With new laws in place prohibiting smoking in certain public spaces, the smoking rooms and the outside smoking areas at Suvarnabhumi Airport have gone. I imagine it’s the same at Don Meuang. So if you’re a smoker and you need a fix before you fly, get that fix before you arrive at the airport.
Speaking of Bangkok’s two airports, I used to like Don Meuang but I wonder if I will ever use it again? Everyone tells me that these days the check-in area is a melee. Air Asia uses Don Meuang and I flew Air Asia to neighbouring countries in the past, but from a few friends Air Asia is not so great on the ground these days. Checking in for an Air Asia flight these days is said to be confusing and convoluted. I’m no fan of flying, don’t particularly like airports and neither do I like crowds so I’ll avoid Don Meuang.
Speaking of taxis and the airport, I am hearing more reports about taxi drivers at the official taxi queue at Suwarnabhumi insisting the fare in to town is a flat-rate 500 baht. It isn’t! If you get a taxi at the official taxi queue, the driver is supposed turn on the meter. If the driver refuses to turn the meter on, get out. That actually is a big problem for him as he cannot just pick up another customer from the taxi queue. He will have to do a big loop around the airport, and rejoin the taxi queue – wasted time and a bit of a wait. Make sure the meter is turned on before the taxi drives off. Many drivers are great, but refusing to use the meter from the airport is simply a case of them trying it on with foreigners who are too weak to challenge them.
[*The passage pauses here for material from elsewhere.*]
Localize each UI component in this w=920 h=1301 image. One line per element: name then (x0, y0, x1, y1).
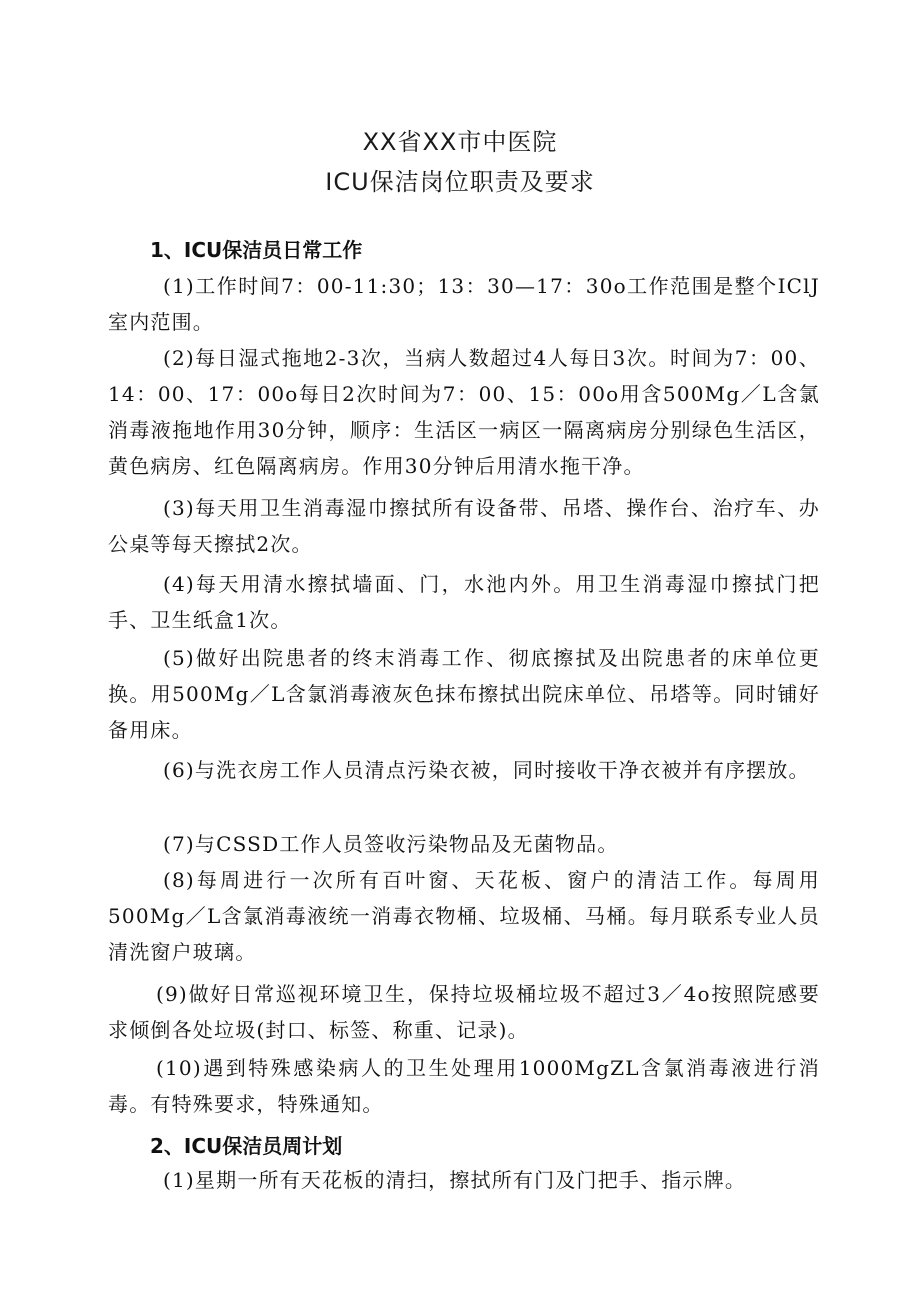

Quote of the week comes from the late Anthony Bourdain, “Visiting South-East Asia was like viewing the world in color for the first time, an attack on all your senses.”
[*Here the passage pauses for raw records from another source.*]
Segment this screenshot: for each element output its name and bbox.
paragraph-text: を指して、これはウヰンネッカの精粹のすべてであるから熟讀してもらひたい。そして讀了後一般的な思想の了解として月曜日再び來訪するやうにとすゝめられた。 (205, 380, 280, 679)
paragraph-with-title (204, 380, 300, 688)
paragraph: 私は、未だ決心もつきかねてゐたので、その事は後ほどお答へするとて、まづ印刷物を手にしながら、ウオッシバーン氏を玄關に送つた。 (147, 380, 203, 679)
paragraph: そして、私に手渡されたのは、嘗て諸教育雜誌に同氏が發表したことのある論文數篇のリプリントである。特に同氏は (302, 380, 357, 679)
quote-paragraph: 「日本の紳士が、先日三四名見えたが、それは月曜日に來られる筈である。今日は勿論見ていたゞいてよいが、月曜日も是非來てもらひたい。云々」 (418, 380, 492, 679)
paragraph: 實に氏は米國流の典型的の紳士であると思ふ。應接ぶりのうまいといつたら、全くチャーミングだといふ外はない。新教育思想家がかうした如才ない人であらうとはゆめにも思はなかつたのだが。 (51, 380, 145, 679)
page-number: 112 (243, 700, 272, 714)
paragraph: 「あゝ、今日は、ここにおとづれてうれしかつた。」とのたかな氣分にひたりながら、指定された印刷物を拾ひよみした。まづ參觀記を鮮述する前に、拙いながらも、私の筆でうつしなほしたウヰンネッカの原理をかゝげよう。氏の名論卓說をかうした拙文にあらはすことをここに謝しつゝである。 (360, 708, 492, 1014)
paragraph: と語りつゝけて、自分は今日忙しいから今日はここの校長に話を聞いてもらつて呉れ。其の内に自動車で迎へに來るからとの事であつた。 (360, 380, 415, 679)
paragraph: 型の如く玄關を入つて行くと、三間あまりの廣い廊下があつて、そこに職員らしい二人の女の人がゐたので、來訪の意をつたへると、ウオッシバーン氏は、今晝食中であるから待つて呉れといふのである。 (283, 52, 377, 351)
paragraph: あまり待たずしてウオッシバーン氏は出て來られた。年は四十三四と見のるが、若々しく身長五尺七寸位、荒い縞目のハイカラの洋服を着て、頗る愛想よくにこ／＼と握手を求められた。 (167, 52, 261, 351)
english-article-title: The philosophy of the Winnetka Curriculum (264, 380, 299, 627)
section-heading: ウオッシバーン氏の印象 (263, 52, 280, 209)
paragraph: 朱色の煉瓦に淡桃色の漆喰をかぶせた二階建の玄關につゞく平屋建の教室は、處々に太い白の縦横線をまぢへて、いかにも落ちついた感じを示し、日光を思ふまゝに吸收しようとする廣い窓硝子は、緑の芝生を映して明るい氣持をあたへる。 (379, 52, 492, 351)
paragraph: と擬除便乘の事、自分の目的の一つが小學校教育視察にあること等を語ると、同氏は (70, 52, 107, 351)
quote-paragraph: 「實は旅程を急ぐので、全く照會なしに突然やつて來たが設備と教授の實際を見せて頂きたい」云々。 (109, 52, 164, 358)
A new mall with lots of dining options is coming to Sukhumvit soi 11.
A self-entitled, recently divorced American woman goes to Thailand on a journey of self-discovery but ends up spending 6 months in prison after being caught shoplifting.
A new breed of Chinese traveller is descending on Pattaya.
Russian begpackers swinging a baby around are getting a lot of negative press down in Malaysia.
From next week you will have to provide various personal details when topping up the credit on your prepaid skytrain card.
The newspaper feature of a new bakery / sandwich outlet in Bangkok reinforced to me that Bangkok really is pricier than Kiwiland.
Last week’s column about the increasing cost of a trip to Bangkok generated a lot of email feedback and reminded me that anything to do with money, the cost of living in Thailand or prices in general sees a higher number of emails than usual come in. It really does seem to me that anything money-related or concerning financial matters generates more feedback and presumably more interest than anything else. And without a doubt, the harshest emails I have ever received have been from those who perceive that I am in favour of ladies of the night upping their rates. So many things in life come back to money, don’t they?